After 16 days out on the Antarctic ice, veteran polar explorer Eric Larsen has decided to end his Cycle South Expedition. Larsen had hoped to become the first person to ride a mountain bike from Hercules Inlet – located along the Antarctic coast – to the South Pole. But high winds and challenging surface conditions proved too difficult to overcome, forcing him to pull the plug prematurely. He had hoped to ride more than 700 miles on his journey across the frozen continent.
We first told you about Larsen’s aspirations two months back when the expedition was still in the planning stages. At that time, the plan was to travel solo and unsupported to the Pole on a bike that had been specifically built to handle the rigors of the Antarctic. That bike featured five-inch wide tires that were built to float over ice and snow, helping to make the entire trip possible. It was also outfitted with custom made paniers that carried all of the supplies and gear necessary for the journey.
After traveling to Punta Arenas, Chile in mid-December, Eric caught a flight to Antarctica and began his cycling journey on the 20th of the month. But pedaling his bike south proved to be more difficult than he had anticipated as the constant headwinds made it a challenge to cover the mileage necessary to reach the South Pole on schedule. After eight days out on the ice, Eric came to the difficult conclusion that he would run out of food long before he made it to the bottom of the world. So, with that in mind, he decided to turn around and head back to his starting point at Hercules Inlet where he was met yesterday by a twin otters aircraft that was standing by to retrieve him. After a short flight, Larsen was back in the permanent camp operated by ALE at Union Glacier where he now awaits a flight back to Chile.

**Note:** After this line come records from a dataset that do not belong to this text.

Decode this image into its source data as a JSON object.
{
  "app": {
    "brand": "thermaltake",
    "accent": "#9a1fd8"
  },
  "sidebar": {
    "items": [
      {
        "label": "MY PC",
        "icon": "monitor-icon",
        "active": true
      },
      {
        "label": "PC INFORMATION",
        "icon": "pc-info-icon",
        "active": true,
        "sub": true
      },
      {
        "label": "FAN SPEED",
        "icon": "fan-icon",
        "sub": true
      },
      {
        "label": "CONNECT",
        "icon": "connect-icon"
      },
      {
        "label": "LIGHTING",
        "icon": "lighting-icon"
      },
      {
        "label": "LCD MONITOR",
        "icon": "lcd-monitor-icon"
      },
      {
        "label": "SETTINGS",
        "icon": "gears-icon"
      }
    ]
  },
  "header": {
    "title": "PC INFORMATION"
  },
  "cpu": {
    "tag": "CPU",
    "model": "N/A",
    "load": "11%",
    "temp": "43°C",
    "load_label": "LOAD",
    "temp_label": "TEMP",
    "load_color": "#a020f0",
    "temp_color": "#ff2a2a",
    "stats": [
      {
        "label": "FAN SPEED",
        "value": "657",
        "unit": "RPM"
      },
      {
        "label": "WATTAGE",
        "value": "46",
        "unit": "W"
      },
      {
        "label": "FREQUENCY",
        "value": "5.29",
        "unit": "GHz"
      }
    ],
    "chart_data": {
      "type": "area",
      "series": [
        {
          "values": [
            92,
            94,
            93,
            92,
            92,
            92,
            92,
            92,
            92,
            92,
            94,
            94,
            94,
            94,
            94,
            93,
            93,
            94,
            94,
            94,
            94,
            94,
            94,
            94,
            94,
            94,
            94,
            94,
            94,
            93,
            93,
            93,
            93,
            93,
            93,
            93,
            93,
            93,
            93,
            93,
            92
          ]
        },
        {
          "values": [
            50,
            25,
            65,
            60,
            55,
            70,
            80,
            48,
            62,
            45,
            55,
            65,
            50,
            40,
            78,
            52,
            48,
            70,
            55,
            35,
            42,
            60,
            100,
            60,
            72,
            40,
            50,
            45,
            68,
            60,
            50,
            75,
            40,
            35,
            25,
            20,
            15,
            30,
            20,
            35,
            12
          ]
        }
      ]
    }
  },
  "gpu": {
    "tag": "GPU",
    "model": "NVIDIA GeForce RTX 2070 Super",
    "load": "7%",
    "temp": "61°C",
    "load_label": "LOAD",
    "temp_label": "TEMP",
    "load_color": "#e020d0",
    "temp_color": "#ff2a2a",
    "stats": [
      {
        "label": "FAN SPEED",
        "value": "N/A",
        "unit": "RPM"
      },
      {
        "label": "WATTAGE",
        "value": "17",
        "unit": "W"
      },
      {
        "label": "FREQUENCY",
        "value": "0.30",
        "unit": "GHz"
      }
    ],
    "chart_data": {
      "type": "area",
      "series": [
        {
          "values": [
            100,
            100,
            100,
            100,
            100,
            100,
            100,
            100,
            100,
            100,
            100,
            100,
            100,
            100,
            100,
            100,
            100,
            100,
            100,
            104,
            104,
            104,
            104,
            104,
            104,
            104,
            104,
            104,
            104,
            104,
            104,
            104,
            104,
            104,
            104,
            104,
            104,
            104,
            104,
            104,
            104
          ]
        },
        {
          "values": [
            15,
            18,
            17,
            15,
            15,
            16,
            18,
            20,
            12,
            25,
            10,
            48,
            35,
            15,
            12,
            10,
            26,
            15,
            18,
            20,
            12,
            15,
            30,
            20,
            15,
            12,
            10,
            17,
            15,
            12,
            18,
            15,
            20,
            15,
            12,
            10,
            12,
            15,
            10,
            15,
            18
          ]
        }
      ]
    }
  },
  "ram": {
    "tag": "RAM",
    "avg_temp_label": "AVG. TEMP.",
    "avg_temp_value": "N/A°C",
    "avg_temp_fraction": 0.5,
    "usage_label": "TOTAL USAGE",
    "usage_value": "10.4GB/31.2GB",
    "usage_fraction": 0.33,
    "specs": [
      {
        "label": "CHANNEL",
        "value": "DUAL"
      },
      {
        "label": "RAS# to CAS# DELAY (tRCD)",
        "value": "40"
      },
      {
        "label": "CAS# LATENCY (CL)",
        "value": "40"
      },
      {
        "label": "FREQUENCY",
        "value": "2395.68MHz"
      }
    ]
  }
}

One of the main goals of the Cycle South Expedition was to encourage individuals to use bicycles to reduce their carbon footprints in order to have a lasting impact on the world. Even though he is no longer traveling to the South Pole, Eric has vowed to continue spreading this message. He is also using the expedition to support several charities, including Winter Wildlands Alliance, Protect Our Winters, the Davis Phinney Foundation and Worldbike.
It’s a shame Eric won’t have the opportunity to complete his expedition, but in this case it seems that discretion really is the better part of valor. His vast experience in the cold places of our planet told him that it was dangerous to continue and he made the wise choice to turn back rather than get himself into trouble. There is a good lesson in that for other outdoor adventurers.